However, for the professionals, three stand out. The first is peanut butter, with its strong, seductive odour. The other no-fail baits are cotton batting and dental floss. Neither dries out and, for nest-building mice, it’s like finding a stack of drywall on the front lawn. Tie the dental floss to the trigger, forcing the mouse into a deadly wrestling match. Fail to bait your trap properly and your rodent guests may view it as an intriguing form of food presentation. If you’re using a snap trap, put only a small dab on the trigger; a large lump of cheese or peanut butter can be licked and nibbled without ever jostling the trigger.

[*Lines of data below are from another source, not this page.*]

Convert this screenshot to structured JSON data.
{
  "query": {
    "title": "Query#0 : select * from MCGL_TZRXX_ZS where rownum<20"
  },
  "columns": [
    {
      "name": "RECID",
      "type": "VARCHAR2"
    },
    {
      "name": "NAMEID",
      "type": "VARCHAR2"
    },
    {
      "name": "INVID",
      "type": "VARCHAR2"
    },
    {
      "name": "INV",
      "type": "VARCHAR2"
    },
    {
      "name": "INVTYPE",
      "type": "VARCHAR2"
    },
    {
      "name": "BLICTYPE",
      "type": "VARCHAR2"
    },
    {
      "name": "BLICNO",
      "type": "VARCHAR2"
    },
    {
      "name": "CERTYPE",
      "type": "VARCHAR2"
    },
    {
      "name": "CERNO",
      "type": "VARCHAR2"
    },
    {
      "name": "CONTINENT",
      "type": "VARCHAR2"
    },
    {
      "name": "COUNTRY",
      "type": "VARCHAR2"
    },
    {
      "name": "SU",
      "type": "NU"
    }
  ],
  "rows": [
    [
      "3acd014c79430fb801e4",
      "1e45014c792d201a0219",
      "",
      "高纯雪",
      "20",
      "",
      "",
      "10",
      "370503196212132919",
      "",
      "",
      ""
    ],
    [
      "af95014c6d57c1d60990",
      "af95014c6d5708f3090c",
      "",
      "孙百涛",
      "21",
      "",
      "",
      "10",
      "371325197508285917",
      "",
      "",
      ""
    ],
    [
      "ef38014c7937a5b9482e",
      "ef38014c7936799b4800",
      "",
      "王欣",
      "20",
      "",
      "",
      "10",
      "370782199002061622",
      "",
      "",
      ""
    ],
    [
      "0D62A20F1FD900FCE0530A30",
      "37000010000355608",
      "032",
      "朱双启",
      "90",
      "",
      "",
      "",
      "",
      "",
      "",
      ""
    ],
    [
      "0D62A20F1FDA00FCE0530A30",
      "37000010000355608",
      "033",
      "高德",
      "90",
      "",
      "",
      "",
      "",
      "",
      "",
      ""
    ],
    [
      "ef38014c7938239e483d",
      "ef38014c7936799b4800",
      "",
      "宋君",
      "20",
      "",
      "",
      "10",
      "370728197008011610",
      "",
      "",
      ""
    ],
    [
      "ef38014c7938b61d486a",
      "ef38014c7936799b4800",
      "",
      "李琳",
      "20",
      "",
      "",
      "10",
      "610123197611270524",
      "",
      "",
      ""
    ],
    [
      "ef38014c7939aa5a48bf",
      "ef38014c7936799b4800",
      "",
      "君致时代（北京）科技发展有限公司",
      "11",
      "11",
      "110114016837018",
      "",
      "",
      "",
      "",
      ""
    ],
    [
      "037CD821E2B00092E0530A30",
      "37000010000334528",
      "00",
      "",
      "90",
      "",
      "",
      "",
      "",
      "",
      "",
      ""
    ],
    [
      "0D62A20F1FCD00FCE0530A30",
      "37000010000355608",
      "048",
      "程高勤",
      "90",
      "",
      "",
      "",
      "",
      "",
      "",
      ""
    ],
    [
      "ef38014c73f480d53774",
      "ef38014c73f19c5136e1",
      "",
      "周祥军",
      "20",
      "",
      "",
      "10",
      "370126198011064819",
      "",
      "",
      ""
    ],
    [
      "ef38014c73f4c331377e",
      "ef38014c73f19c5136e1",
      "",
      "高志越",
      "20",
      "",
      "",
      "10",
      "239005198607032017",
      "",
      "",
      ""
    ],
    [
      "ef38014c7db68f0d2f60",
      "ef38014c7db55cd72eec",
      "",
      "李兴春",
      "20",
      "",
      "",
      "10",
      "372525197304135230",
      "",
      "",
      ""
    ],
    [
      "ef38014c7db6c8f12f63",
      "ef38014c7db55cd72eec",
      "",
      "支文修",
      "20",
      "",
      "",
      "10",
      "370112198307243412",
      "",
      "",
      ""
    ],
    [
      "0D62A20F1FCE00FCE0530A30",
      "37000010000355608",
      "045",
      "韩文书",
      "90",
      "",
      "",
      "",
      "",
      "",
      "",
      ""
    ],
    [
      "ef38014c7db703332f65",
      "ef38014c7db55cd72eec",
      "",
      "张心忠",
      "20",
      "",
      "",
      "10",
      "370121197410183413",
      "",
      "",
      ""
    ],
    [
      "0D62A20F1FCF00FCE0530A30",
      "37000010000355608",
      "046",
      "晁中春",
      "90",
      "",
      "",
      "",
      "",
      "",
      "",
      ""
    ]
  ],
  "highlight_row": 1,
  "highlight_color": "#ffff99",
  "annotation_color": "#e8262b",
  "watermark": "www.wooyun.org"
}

Where you set your traps is also crucial. “There’s more of a knack to it than most people think,” says Orkin’s Todd Summers. Mice generally only travel along the edges of rooms, guided by their acute sense of touch and smell. So traps should be set flush against the wall along a mouse’s regular route or where mice are likely to enter the cottage, usually in the bathroom or kitchen. Since mice will often leap over something unfamiliar on their route, try setting two snap traps about 4 cm apart. Mice are cautious, however, and learn quickly, so “if you don’t catch anything in the first two days, move the trap,” says Summers. If a trap is set in an ideal place and the mice still avoid it, try baiting it but not setting it for several days. Once the mice are accustomed to eating from the trap, set it again. Between eight and 12 traps is probably enough, suggests Robert Corrigan, one of North America’s leading experts on rodent control; set pairs of traps behind the stove and the fridge, beneath the sink, in storage areas, and anywhere else you’ve seen evidence of mice.

If you’re leaving poison over the winter, be sure to set out enough, otherwise the initial wave of mice will eat it all in the first week. It’s better not to put all the bait in one or two places, either, because the more dominant mice may carry it off and store it. Though bromadiolone may kill in only one or two doses, warfarin requires as many as 10 feedings. Check the instructions on the package for advice on how much to put out.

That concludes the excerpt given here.